Is it normal to be a total idiot?
I hate myself, my personality, the way I look and my mind. I hate it so much, I'm one of the ugliest girls at my school, if not the ugliest. I sometimes like to fool myself into thinking I'm decent, but that's just a lie. What's worse is my personality, I'm rude, I lack a social antennae, and when I'm with others I always act bigheaded and holier than thou. I'm a f*cking hypocrite, I talk down about others when I do the same. I think way too much, I set my goals too high and fail. I always stand in my own way. When I fail, which I normally do, I feel the need to punish myself. I chew my cheek, dig my nails into my skin, hit myself or deny myself things. Often food, because I'm a sucker for it.

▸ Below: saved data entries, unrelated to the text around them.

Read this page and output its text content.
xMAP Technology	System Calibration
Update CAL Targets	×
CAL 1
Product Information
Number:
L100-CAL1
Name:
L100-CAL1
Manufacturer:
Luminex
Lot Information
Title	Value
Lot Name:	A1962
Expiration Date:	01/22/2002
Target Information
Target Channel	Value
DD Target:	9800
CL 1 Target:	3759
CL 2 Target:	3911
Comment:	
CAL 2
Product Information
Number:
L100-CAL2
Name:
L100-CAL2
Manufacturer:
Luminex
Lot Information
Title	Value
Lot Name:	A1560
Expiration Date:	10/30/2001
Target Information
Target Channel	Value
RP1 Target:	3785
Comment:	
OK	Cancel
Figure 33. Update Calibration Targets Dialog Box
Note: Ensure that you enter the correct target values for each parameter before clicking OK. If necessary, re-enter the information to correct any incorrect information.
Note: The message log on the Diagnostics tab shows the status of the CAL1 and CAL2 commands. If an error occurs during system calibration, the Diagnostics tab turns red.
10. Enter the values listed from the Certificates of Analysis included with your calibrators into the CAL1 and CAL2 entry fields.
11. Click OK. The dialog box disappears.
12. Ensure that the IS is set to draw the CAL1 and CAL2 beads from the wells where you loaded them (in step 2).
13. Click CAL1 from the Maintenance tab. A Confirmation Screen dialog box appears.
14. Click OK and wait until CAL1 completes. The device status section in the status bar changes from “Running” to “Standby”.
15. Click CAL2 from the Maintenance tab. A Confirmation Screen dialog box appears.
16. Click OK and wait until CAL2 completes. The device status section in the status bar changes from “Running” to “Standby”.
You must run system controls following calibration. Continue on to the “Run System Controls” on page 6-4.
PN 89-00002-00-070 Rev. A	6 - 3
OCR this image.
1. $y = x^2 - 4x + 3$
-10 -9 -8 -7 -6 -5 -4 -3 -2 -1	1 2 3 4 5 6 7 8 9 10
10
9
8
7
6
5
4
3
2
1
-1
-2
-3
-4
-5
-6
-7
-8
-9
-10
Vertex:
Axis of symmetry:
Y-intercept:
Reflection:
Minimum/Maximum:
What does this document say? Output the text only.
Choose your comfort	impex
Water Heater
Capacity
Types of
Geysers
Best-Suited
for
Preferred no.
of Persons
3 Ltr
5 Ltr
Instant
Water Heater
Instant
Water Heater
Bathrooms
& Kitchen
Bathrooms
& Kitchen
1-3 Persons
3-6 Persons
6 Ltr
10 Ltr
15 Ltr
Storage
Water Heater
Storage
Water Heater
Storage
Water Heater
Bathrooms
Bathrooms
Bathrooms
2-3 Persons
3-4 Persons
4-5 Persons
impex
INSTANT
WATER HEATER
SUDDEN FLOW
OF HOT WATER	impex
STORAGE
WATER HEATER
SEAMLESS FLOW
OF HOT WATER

I'm a jerk, I'm convinced I'm one of the worst out there. I have no idea why I have friends, even if they only stay so for a short time. I want to just end it sometimes, but I fail at that too. I know I'll never have a relationship (if I ever was to be asked, I would say no. Noone deserves an idiot like me).
When I'm with others, more 'popular' and indeed much more likeable people, I tend to distance myself. I've pulled down my friends, I can't stand doing it to more people.
I have the worst hygiene too, I know I smell, I can feel the sweating, and smell it, and no matter how hard I clean myself I still smell the stench of sweat. It never seems like anyone else notices, but they're probably just feeling bad for me and pitying me. If I was them, I'd do the same.
I feel like I lack any form of common sense, I need things explained before I understand. It's like I'm some sort of alien, stupid.
Is it normal to be like this? So grotesque, so horrible and disgusting? Do I just have something wrong with my mind?